Fino alla fine del diciannovesimo secolo l’impundulu, uccello fulmine, era associato al fulmine. Alcuni Xhosa credevano che quando un fulmine ha colpito è stato causato da impundulu impostare il proprio grasso in fiamme, altri credevano che è stato causato dal suo scarico di un flusso di feci. Altri ancora credevano che fosse causato dalla sua corsa attraverso l’aria per depositare un uovo nel terreno. L’uovo si spostò poi sottoterra fino a raggiungere l’acqua in un fiume dove si schiuse. Per evitare che ciò accada erboristi scavato intorno al luogo in cui un fulmine aveva colpito al fine di rimuovere l’uovo. Gli informatori sono d’accordo che questo uccello ha stinchi rossi. Alcuni dicono che le sue piume sono nere, altri dicono che è un uccello bianco con le ali rosse. Quando batte queste ali provoca tuoni.

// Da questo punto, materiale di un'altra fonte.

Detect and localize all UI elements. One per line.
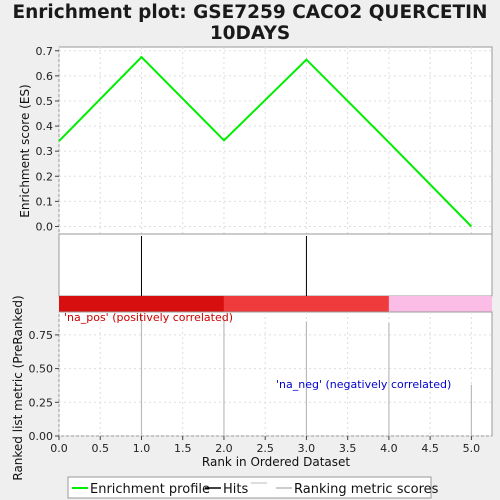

Oggigiorno l’idea generale è che impundulu sia tenuta e posseduta da una donna ,ma non si sa dove la tenga. Impundulu è anche detto di essere tenuto come un amico con il quale il proprietario ha rapporti sessuali, come gli uomini fanno con umamlambo. I bambini gravemente deformati erano tradizionalmente considerati non come esseri umani, ma come discendenti di impundulu, e furono eliminati. Alcune persone credono che ogni donna possieda un impundulu, dopo averlo ereditato da sua madre, anche se non tutte le donne usano il suo per la stregoneria. Altri dicono che solo alcune donne possiedono un impundulu e lo usano invariabilmente per scopi antisociali.

Tradizionalmente, quando un uomo soffre di un disturbo toracico come la tubercolosi, il indovino dichiara di essere stato ucciso da impundulu di sua moglie o da quella di un’altra donna. Si dice che l’uccello calci una persona tra le scapole, e vomito o tosse sangue è un segno sicuro del suo attacco.

Quando il proprietario di un impundulu muore si trasforma in un ishologu che, ora che non è più sotto controllo, porta morte e distruzione sulla casa. Se, tuttavia, l’ishologu di un indovino femminile viene utilizzato per l’iniziazione dei suoi discendenti, sia maschi che femmine, alla divinazione, diventa benevolo (ingqalakazi). Il benevolo non uccide ma, invece, aiuta gli iniziati con i loro compiti quando sono divinatori a pieno titolo.